"Hoje as escolas e as universidades preparam os alunos para seguir uma especialização e isso é muito perigoso. Estas devem proporcionar uma cultura geral. Einstein já dizia que a especialização mata a curiosidade e esta está na base do avanço da ciência e da tecnologia", afirmou Nuccio Ordine.
Por Redação, com Templo Cultural Delfos - do Rio de Janeiro
Nuccio Ordine, professor, filósofo e crítico literário italiano, um dos mais importantes estudiosos da Renascença na atualidade, especialmente sobre o filósofo Giordano Bruno, encerrou no ano passado, pouco antes de morrer, um passeio pela América Latina, depois Lisboa, com a conferência ‘A utilidade dos saberes inúteis’, na Torre do Tombo, a convite da Fundação Francisco Manuel dos Santos. A conferência baseava-se no livro que publicou ainda em 2013. Ordine faleceu em Cosenza (Calábria), em 10 de junho de 2023.

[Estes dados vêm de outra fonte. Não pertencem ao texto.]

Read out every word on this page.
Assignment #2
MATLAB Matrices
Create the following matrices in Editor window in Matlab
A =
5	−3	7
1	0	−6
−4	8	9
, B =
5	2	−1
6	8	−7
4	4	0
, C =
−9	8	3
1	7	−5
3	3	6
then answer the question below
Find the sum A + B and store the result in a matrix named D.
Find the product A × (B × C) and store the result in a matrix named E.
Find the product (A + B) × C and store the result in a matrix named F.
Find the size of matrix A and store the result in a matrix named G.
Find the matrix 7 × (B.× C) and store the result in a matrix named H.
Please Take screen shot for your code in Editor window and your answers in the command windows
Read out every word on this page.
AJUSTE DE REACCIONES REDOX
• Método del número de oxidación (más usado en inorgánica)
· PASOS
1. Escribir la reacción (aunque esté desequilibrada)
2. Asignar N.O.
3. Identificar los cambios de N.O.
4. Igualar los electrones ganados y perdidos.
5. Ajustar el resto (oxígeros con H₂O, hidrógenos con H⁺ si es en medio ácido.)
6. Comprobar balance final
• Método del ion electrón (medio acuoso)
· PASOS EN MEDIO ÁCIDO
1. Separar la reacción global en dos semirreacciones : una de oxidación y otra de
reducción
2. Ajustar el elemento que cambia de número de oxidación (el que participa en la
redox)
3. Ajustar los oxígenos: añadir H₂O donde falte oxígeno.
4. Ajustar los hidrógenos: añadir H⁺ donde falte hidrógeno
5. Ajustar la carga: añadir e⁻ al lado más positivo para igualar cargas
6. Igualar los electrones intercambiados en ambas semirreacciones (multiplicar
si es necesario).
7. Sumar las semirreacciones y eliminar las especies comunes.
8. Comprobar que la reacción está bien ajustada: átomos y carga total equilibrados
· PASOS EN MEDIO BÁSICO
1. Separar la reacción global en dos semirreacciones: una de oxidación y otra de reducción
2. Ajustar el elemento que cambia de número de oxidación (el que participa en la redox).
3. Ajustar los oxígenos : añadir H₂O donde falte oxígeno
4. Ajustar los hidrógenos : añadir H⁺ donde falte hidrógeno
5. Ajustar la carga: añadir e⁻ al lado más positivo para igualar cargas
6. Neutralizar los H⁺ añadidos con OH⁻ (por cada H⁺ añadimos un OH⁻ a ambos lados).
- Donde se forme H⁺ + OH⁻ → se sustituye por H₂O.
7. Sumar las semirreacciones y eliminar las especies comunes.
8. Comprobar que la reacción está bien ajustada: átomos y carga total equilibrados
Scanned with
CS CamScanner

O livro ‘A Utilidade do Inútil’, publicado pela Editora Kalandraka, foi traduzido para 20 línguas, está em 30 países e já vendeu mais de 200 mil exemplares. Na obra, o catedrático da Universidade de Calabria critica a lógica do lucro que chegou ao mundo do ensino e da investigação científica e propõe uma reflexão sobre quais são os verdadeiros saberes que podem ajudar a vencer a crise.
Em entrevista ao diário português Público, Nuccio Ordine cita Victor Hugo e a necessidade de se investir na educação.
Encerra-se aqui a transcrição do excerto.